2) we don’t like the lack of space to dance – dancing Tango in busy downtown milongas is akin to shuffling forward in a grocery line (there is a contradiction in the fact that the walk is one of the most important elements of Tango given that there is NO space to take one normal sized step in a milonga)

K:

1) has not been impressed with the level of dancing (we were both convinced this would not be an issue here, but it is)

2) although she may enjoy some wonderful dances with some wonderful dancers, she does not care if she dances with any of them again (were there some exceptions? yes, but few and far between)

3) she grows tired of the same old steps and patterns found on the crowded milonga floor

Jorge:

1) hates how his dancing is dictated by space and the couples around him rather than by the music and his creative energy

2) finds it difficult to dance with the Porteñas of the milonga that are used to dancing the same old steps and patterns found on the crowded milonga floor because they assume the steps rather than follow

This last point leads to the title of this post.  K received the most comical compliment from two different men on the same night.  In Castellano, she was told by surprised men, “You follow everything!” This compliment really shines light on the difficulties Jorge has with the dancing of the Porteñas.  Meanwhile K was flattered but couldn’t help laugh to herself.  Isn’t she supposed follow everything!?

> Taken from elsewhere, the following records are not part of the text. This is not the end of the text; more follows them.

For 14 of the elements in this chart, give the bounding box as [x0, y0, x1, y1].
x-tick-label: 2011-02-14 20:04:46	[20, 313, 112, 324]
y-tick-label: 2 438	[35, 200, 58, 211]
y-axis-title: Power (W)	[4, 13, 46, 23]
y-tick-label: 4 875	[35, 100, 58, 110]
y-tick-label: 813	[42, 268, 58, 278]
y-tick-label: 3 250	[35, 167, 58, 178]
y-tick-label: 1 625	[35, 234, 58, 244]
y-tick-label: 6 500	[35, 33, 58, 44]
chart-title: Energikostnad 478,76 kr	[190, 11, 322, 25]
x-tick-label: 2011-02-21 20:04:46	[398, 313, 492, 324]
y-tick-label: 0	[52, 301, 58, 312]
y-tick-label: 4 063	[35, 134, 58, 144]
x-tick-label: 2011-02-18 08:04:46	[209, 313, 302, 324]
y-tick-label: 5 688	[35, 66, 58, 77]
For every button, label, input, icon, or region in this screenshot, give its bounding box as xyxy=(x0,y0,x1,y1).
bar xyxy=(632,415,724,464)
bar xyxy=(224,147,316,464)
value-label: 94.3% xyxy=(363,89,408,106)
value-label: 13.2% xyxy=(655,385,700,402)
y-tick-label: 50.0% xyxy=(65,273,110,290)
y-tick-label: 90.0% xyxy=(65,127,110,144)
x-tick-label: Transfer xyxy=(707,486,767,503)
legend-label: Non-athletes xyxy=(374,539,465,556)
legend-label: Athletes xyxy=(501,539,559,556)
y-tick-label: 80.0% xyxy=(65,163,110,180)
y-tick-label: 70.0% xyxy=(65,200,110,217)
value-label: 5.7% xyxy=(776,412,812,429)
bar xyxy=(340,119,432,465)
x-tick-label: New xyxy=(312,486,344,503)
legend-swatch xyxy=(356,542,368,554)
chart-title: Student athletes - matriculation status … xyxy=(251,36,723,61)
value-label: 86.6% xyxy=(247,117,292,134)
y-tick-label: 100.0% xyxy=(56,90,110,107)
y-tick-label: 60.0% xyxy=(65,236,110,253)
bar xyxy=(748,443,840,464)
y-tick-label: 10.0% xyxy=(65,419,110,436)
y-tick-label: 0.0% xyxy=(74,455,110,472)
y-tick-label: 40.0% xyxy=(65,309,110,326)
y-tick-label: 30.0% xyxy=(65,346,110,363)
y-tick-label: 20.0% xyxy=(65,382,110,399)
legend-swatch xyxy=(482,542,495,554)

*As a post-script: We learned to love dancing in the milongas once our Tango movement became appropriate for crowded milongas AND once we unlearned/released the muscle-leading/following we were accustomed to.


Never Stop Learning

While in Buenos Aires, we witnessed many Tango teachers from abroad taking lessons.  We even saw a professional stage dancer and teacher, who is the son of a prominent figure in the history of Tango in Buenos Aires, take lessons from another professional dancer (in the company of us “normal” dancers).  And this is the way it should be!  Too many Tango dancers stop taking lessons too early in their Tango education.  More importantly, there are Tango teachers who have even decided they don’t need or want to learn anymore.

In most careers you’ll hear about the importance of learning new skills and/or keeping your existing ones up-to-date.  Why would this be any different in Tango?

“The purpose of learning is growth, and our minds, unlike our bodies, can continue growing as long as we live.”